Kamil Brzozowski: Praca przyniosła efekty

Upadek i defekt przytrafił się Kamilowi Brzozowskiemu w rewanżowym meczu finału PLŻ 2. Po zawodach żużlowiec MDM Komputery Dreier ŻKS Ostrovia miał jednak powody do zadowolenia.

Biało-czerwoni z nawiązką odrobili 18-punktową stratę z Krakowa i awansowali na zaplecze Enea Ekstraligi. - Celem na ten sezon był awans i cieszę się, że go wykonaliśmy - mówił tuż po zawodach 27-latek.
[ad=rectangle]
Wychowanek gorzowskiej Stali sporego pecha miał w swoim drugim biegu. Najpierw kiedy znajdował się na prowadzeniu zaatakował go Karol Baran powodując upadek. W powtórce wyścigu nr 7 tuż po starcie "Brzózce" przytrafił się defekt motocykla. - Po upadku ten motocykl trochę ucierpiał. Szybko przygotowując się do powtórki biegu nie zauważyliśmy, że trochę się skrzywił. Na dodatek odciął się kabel od masy przy zbiorniku - wyjaśnił Kamil Brzozowski.
 
Lekko ucierpiała w wyniku upadku też dłoń zawodnika. - W trakcie jazdy strasznie dokuczał mi ból kciuka prawej dłoni. Byłem zmuszony trzymać motocykl czterema palcami. Widząc, że mamy już odrobione straty z nawiązką z Krakowa odpuściłem swój ostatni start - dodaje żużlowiec Ostrovii.

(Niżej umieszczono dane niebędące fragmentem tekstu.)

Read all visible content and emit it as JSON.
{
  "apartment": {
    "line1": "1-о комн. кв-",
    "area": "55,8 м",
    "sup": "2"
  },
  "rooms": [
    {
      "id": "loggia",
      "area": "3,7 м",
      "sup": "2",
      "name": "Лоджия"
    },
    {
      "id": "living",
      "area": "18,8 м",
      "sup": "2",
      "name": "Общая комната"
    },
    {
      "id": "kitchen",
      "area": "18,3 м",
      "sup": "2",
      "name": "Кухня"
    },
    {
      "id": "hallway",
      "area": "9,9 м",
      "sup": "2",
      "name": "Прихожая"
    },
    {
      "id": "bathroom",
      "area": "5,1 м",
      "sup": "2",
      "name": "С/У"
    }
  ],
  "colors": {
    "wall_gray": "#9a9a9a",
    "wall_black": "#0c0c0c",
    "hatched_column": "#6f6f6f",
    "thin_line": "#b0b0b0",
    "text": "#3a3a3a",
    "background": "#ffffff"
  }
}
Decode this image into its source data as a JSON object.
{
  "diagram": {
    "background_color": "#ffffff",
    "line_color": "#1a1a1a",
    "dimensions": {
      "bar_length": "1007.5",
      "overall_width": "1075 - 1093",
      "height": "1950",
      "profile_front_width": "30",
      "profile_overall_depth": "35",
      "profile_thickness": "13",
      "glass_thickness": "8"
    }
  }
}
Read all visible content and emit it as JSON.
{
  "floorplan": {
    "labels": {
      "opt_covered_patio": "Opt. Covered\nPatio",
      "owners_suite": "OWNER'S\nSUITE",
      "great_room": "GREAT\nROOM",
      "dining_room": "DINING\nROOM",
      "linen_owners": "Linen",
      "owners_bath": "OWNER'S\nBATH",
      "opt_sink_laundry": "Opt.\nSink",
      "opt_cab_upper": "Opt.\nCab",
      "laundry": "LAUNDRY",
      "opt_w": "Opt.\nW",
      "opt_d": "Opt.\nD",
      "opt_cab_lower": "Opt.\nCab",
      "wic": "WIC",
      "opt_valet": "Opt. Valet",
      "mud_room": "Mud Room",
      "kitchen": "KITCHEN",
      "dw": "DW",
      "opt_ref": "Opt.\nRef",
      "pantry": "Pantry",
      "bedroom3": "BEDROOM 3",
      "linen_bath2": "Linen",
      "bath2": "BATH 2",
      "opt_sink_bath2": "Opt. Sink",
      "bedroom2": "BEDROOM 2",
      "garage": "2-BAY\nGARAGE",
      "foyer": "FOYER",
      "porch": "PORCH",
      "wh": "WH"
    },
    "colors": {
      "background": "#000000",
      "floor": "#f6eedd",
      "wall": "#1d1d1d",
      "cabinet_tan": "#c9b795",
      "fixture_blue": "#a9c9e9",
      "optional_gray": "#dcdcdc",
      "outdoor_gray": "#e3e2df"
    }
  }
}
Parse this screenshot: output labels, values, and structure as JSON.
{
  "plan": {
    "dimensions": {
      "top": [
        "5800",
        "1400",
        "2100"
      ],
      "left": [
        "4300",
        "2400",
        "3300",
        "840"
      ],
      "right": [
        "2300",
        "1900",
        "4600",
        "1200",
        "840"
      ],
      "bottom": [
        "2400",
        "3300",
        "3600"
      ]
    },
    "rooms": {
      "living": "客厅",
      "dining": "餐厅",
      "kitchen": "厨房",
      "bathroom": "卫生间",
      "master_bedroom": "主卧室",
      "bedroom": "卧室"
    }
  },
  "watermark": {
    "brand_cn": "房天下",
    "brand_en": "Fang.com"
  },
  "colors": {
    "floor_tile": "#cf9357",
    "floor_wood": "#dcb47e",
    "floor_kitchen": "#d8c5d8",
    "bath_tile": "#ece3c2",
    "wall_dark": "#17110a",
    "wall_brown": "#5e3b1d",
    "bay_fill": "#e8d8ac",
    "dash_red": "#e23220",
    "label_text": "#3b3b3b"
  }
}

Atutem gospodarzy w czwartkowym spotkaniu był tor. Ważnym elementem było oczywiście dobre przygotowanie do zawodów. - Przez ostatnie dni ciężko pracowałem na ostrowskim torze, aby jak najlepiej się przygotować do tych zawodów. Należą się też podziękowania dla braci Jana i Andrzeja Garcarków, mojego sponsora firmy Danken, Grzegorza Walaska i jego mechanika. Nie ukrywam, że Grzesiu użyczył mi swój silnik. Pomoc sprzętową na ten mecz miałem też od pana Jacka Filipa. Wszystko dobrze zagrało i mogę się teraz cieszyć z naszego awansu. Jestem wdzięczny tym osobom za okazaną pomoc - mówi Brzozowski.

Sezon 2014 dla niego nie rozpoczął się najlepiej. Największym problem było dopasowanie sprzętu pod ostrowski tor. Na to poświęcił sporo czasu na treningach wraz ze swoim teamem. - Sezon był bardzo ciężki dla mnie. Dużo wraz ze swoim teamem poświęciłem czasu na pracę nad dopasowaniem sprzętu. Dopiero pod koniec rozgrywek coś tam się udało poprawić. Szkoda tylko drugiego meczu w Krakowie, gdzie dopadły mnie problemy sprzętowe. Wówczas nie musielibyśmy odrabiać tak dużej straty punktowej w finale - informuje jeździec Ostrovii.

Brzozowski jest natomiast zadowolony z faktu współpracy z ostrowskim klubem. Decyzji o reprezentowaniu jego barw na torach najniższego szczebla rozgrywek nie żałuje. - Ja jestem zadowolony z tej współpracy. Nie wiem jak widzą to działacze Ostrovii. Na razie trudno powiedzieć, czy jest szansa na jej przedłużenie. Na takie rozmowy przyjdzie czas. Teraz nacieszmy się awansem - zakończył "Brzózka".